Calif. wildfire stalled by record low temperatures

WRIGHTWOOD, Calif. — A low-pressure system that’s brought record low temperatures to Southern California is helping firefighters battle a blaze near the mountain community of Wrightwood.

The fire in the San Bernardino Mountains was 75 percent contained Wednesday morning and hadn’t grown. Evacuation orders for thousands of people were lifted on Tuesday.

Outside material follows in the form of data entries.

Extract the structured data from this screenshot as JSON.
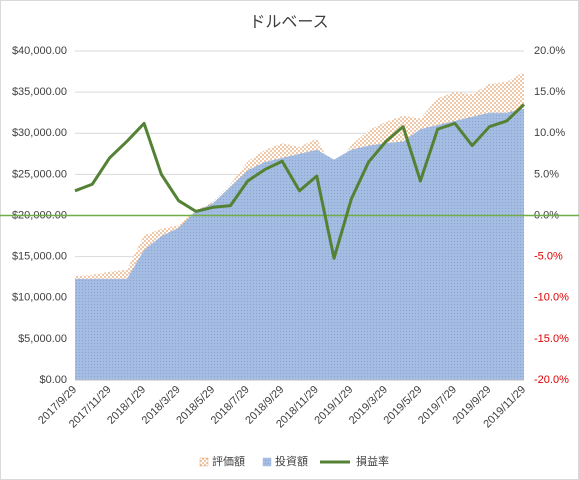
{
  "chart_data": {
    "type": "area_line",
    "title": "ドルベース",
    "categories": [
      "2017/9/29",
      null,
      "2017/11/29",
      null,
      "2018/1/29",
      null,
      "2018/3/29",
      null,
      "2018/5/29",
      null,
      "2018/7/29",
      null,
      "2018/9/29",
      null,
      "2018/11/29",
      null,
      "2019/1/29",
      null,
      "2019/3/29",
      null,
      "2019/5/29",
      null,
      "2019/7/29",
      null,
      "2019/9/29",
      null,
      "2019/11/29"
    ],
    "series": [
      {
        "name": "評価額",
        "color": "#e8a268",
        "kind": "area",
        "values": [
          12670,
          12770,
          13160,
          13410,
          17570,
          18380,
          18830,
          20600,
          21700,
          23780,
          26570,
          27980,
          28780,
          28330,
          29340,
          25400,
          28560,
          30350,
          31390,
          32130,
          31780,
          34250,
          35030,
          34720,
          36010,
          36240,
          37460
        ]
      },
      {
        "name": "投資額",
        "color": "#a5bde3",
        "kind": "area",
        "values": [
          12300,
          12300,
          12300,
          12300,
          15800,
          17500,
          18500,
          20500,
          21500,
          23500,
          25500,
          26500,
          27000,
          27500,
          28000,
          26800,
          28000,
          28500,
          28800,
          29000,
          30500,
          31000,
          31500,
          32000,
          32500,
          32500,
          33000
        ]
      },
      {
        "name": "損益率",
        "color": "#548235",
        "kind": "line",
        "axis": "y2",
        "values": [
          3.0,
          3.8,
          7.0,
          9.0,
          11.2,
          5.0,
          1.8,
          0.5,
          1.0,
          1.2,
          4.2,
          5.6,
          6.6,
          3.0,
          4.8,
          -5.2,
          2.0,
          6.5,
          9.0,
          10.8,
          4.2,
          10.5,
          11.2,
          8.5,
          10.8,
          11.5,
          13.5
        ]
      }
    ],
    "ylim": [
      0,
      40000
    ],
    "yticks": [
      {
        "value": 0,
        "label": "$0.00"
      },
      {
        "value": 5000,
        "label": "$5,000.00"
      },
      {
        "value": 10000,
        "label": "$10,000.00"
      },
      {
        "value": 15000,
        "label": "$15,000.00"
      },
      {
        "value": 20000,
        "label": "$20,000.00"
      },
      {
        "value": 25000,
        "label": "$25,000.00"
      },
      {
        "value": 30000,
        "label": "$30,000.00"
      },
      {
        "value": 35000,
        "label": "$35,000.00"
      },
      {
        "value": 40000,
        "label": "$40,000.00"
      }
    ],
    "y2lim": [
      -20,
      20
    ],
    "y2ticks": [
      {
        "value": -20,
        "label": "-20.0%"
      },
      {
        "value": -15,
        "label": "-15.0%"
      },
      {
        "value": -10,
        "label": "-10.0%"
      },
      {
        "value": -5,
        "label": "-5.0%"
      },
      {
        "value": 0,
        "label": "0.0%"
      },
      {
        "value": 5,
        "label": "5.0%"
      },
      {
        "value": 10,
        "label": "10.0%"
      },
      {
        "value": 15,
        "label": "15.0%"
      },
      {
        "value": 20,
        "label": "20.0%"
      }
    ],
    "legend": "bottom"
  }
}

The fire burned one home and 7,128 acres of brush and timber, or more than 11 square miles.

Lows dropped below freezing overnight, but forecasters say the cool weather is slowly moving out of the area.

National Weather Service forecaster Andrew Rorke says the high Wednesday will be a couple of degrees warmer than Tuesday — about 56 degrees.

But Rorke says winds are light and good firefighting weather continues.

Discussion

Robert Allen
October 8, 2009: 1:26 am

Top scientists say revolutionary clean power climate control project will reduce wildfires and dangerous weather while improving the lives of billions of people.

Climatologists, biologists and physicists from all corners of the globe agree that U.S. based Gravitational Systems, L.L.C.’s revolutionary clean power climate control project INDRA will improve the lives of billions of people around the world.

Gare Henderson, director of research and development for Gravitational Systems, L.L.C. ( a clean power developer), explains that the INDRA project, a proposed network of specialized evaporation channels moving sea water from the oceans toward the deserts, will convert world deserts into biodiverse rainforests. Deserts which cover 1/3 of all dry land will be terraformed into productive land. The INDRA systems will give mankind control of the weather, ending dangerous storms such as hurricanes, typhoons, tornadoes, and dry heat waves within a decade. Vast rivers can be turned on and off in hours, and reservoirs and salt marshes drained or replenished in days. The increased bio-mass of the terraformed deserts will begin to reverse both global warming and thermal sea level rise.